Neoplasm of unspecified behavior is to be used when a preliminary diagnostic study can indicate that it is a tumor as opposed to say an abscess or a cyst. So in other words they know what it is not but not entirely what it is, a growth of some kind that should not be there. A neoplasm by definition is a growth that should not be there , however without more definitive work up the provider does not have the ability to know malignant, benign, or uncertain so at this point it is unspecified. It is not a valid choice for a skin lesion since a preliminary diagnostic has not been performed, only a visual observation that it is a skin abnormality.

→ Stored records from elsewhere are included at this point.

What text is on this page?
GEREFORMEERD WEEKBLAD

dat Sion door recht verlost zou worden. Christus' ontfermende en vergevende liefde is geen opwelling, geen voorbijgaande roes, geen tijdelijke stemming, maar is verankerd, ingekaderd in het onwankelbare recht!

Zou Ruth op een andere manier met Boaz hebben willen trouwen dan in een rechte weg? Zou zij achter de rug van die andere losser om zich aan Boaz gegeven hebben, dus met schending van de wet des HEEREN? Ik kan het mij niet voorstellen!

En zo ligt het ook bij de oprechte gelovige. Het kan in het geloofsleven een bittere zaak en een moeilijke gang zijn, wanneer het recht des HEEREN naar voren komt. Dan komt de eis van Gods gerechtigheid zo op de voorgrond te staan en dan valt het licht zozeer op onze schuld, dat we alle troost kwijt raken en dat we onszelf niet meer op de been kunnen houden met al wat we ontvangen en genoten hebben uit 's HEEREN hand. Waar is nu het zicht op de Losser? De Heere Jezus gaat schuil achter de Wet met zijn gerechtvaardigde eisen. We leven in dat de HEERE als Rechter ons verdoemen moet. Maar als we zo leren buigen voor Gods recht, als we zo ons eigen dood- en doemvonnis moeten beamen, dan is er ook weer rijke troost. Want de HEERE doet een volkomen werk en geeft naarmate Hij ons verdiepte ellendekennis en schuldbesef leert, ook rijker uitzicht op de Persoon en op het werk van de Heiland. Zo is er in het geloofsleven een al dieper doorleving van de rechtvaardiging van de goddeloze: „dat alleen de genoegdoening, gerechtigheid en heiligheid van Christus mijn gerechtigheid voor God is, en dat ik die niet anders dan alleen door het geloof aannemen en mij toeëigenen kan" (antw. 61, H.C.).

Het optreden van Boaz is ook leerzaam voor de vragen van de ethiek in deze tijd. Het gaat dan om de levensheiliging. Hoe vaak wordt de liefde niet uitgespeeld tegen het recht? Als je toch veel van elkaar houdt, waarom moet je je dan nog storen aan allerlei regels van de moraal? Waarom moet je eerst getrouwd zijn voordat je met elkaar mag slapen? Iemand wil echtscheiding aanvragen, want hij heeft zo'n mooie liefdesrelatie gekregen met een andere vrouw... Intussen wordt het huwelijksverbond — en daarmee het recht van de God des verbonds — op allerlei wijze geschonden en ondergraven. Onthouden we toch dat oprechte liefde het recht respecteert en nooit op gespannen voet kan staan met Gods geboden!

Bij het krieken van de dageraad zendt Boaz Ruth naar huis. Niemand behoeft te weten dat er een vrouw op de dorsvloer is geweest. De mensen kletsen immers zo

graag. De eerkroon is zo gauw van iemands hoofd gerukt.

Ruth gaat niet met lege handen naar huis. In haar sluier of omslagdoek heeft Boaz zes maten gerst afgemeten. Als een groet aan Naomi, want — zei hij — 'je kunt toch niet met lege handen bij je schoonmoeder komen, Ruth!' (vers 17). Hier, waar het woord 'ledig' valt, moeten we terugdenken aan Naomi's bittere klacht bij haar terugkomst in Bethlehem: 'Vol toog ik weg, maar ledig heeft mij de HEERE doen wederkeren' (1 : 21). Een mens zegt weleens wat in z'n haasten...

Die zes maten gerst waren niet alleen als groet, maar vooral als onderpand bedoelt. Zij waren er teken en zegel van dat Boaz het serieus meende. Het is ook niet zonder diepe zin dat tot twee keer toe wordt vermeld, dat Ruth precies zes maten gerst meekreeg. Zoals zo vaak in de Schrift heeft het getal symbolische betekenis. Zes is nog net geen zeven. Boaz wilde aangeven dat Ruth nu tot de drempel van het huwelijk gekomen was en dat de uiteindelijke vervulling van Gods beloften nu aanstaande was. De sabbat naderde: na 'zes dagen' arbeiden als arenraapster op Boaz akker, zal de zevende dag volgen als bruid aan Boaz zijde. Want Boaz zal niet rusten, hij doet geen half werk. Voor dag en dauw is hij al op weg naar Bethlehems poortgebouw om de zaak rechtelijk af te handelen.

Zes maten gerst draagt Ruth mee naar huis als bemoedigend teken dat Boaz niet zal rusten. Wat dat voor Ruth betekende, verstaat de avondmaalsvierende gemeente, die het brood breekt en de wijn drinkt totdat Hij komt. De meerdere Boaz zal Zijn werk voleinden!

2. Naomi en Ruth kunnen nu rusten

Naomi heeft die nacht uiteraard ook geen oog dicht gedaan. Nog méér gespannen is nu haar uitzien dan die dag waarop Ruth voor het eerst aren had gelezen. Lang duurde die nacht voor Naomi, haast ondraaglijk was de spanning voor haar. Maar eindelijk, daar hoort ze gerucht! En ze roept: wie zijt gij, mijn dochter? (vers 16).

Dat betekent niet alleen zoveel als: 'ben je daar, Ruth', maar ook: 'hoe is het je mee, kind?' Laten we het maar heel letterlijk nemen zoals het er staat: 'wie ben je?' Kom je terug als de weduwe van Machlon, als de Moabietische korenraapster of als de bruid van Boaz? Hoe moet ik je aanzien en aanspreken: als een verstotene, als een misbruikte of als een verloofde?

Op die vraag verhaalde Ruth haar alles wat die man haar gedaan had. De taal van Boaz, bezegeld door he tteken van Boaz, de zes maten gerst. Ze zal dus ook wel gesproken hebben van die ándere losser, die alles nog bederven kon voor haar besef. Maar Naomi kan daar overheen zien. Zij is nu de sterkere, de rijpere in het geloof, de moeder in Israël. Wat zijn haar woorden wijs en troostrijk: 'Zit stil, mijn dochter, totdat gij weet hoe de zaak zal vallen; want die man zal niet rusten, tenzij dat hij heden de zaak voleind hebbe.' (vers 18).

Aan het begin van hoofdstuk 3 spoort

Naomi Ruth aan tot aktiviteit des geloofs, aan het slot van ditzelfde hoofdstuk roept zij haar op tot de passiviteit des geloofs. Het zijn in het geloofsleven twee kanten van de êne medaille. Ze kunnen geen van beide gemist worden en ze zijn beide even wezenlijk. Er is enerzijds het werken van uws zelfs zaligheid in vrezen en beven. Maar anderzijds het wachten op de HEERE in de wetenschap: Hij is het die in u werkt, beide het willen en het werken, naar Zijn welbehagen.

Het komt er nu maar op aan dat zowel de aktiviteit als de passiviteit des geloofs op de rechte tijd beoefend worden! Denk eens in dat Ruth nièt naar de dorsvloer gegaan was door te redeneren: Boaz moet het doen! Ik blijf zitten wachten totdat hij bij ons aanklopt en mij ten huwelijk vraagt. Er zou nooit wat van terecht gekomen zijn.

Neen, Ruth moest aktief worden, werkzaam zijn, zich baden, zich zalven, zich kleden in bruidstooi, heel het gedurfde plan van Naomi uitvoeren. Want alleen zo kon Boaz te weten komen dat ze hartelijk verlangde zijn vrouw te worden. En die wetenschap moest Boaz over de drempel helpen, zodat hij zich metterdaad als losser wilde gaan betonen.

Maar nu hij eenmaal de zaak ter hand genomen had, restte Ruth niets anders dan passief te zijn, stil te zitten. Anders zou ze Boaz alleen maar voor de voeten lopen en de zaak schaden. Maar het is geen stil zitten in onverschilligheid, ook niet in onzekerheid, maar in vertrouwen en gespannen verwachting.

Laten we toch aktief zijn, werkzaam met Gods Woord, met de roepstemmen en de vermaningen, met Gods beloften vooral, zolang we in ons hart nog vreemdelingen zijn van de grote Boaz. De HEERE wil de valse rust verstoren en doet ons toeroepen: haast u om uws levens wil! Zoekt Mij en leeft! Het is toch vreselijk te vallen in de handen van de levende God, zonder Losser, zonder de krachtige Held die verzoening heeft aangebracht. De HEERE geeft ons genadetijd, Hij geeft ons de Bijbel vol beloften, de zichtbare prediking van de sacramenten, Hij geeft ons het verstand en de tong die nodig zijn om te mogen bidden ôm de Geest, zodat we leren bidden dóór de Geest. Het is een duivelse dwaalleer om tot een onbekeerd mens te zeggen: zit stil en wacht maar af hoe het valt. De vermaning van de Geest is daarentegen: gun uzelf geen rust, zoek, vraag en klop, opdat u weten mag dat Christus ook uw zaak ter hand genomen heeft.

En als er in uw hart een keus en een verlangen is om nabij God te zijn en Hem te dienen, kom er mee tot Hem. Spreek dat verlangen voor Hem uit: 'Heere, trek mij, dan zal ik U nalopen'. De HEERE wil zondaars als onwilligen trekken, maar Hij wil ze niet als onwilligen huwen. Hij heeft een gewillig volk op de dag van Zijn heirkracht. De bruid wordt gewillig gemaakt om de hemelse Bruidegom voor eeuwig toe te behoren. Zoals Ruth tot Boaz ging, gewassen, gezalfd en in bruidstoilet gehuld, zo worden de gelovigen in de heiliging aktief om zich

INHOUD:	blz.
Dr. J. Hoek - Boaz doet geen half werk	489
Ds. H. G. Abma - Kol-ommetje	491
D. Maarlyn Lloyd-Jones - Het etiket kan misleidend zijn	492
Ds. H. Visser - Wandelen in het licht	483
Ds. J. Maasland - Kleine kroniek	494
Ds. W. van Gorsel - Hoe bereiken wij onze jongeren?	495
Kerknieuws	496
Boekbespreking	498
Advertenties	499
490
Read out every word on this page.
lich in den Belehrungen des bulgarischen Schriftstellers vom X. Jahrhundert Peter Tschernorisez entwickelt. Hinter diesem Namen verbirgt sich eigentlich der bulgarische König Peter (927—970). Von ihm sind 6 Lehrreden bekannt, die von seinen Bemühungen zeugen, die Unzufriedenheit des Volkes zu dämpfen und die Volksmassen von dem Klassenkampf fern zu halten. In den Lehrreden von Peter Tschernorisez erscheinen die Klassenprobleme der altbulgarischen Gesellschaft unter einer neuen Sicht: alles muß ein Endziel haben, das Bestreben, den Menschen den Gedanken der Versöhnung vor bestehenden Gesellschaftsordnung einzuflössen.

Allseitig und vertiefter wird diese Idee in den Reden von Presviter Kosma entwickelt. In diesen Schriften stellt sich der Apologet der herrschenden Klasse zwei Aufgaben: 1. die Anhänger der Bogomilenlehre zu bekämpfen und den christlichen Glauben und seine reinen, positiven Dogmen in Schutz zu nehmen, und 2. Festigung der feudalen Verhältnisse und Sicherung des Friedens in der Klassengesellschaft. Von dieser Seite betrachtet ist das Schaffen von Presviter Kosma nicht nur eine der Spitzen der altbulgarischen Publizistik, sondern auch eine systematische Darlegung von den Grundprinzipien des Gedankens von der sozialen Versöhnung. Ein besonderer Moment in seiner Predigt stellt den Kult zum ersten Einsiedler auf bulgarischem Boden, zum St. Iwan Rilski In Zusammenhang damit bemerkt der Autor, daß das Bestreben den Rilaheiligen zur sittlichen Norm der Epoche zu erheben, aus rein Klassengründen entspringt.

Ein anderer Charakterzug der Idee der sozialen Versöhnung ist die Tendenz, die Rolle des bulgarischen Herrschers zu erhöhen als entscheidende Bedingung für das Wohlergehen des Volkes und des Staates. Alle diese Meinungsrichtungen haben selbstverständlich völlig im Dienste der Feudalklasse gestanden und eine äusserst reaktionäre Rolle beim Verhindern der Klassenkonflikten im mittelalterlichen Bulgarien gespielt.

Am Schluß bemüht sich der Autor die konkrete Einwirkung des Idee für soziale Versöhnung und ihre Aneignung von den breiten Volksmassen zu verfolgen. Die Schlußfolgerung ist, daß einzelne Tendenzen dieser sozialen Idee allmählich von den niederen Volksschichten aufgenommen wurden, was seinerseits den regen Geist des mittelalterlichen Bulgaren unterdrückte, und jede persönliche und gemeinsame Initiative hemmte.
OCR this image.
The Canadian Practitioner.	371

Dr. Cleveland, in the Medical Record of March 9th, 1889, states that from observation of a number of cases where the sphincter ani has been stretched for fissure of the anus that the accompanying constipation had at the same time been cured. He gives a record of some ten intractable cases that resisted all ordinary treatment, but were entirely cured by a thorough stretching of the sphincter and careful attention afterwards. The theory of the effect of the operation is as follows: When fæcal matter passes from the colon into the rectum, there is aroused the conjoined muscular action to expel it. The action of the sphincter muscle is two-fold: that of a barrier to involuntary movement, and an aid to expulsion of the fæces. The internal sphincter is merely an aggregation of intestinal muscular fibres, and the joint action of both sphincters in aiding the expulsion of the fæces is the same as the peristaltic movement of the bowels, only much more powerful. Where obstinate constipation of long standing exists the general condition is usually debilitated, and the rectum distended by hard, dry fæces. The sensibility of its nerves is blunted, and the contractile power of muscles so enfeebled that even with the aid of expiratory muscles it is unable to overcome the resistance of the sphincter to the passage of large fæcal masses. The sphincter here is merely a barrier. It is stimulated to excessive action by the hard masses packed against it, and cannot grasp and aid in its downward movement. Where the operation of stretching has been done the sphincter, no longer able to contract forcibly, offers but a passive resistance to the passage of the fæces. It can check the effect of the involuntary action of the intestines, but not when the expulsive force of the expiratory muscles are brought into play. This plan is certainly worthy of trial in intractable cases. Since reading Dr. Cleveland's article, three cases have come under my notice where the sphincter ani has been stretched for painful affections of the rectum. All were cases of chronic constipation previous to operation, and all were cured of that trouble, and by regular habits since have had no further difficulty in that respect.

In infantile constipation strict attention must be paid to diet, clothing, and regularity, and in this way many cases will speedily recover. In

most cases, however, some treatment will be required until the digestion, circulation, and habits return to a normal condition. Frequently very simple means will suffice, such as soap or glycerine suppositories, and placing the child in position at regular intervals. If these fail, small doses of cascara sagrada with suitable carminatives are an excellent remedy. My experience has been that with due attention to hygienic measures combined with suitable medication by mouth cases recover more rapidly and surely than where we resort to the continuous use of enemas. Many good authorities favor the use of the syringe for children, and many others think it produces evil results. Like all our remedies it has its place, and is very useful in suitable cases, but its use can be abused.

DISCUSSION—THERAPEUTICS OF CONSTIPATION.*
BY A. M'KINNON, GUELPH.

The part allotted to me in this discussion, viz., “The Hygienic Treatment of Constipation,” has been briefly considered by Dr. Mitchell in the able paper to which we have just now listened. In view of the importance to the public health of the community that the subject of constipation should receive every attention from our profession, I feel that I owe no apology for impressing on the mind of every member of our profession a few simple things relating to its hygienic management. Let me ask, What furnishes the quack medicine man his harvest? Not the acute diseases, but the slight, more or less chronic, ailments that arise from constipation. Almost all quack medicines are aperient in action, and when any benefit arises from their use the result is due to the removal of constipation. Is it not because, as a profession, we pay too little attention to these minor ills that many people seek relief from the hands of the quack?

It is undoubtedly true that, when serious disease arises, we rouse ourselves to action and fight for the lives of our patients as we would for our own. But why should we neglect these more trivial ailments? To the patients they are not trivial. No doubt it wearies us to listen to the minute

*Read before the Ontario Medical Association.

You do not want to assign neoplasm codes of any flavor with out specific workup to indicate that the anomaly is a neoplasm since these codes will assign high risk to the patient by their payer and can have the unfortunate result of increasing their premiums. \
when you say the providers are documenting neoplasm of uncertain behavior I am willing to guess that they are not documenting this diagnosis. However they may be penning that code to their documentation due to being misinformed about that code. Per coding clinic 1st quarter 2012 the provider may not chose a diagnosis code with its standardized description to be the diagnosis. the provider must render the diagnosis in their own words. My guess is this diagnosis has not been rendered by the provider , just the code selected as they were instructed.
I don't know that there is any problem with filing a corrected claim with the pathology diagnosis, however I do not feel this is a good practice to follow as a routine.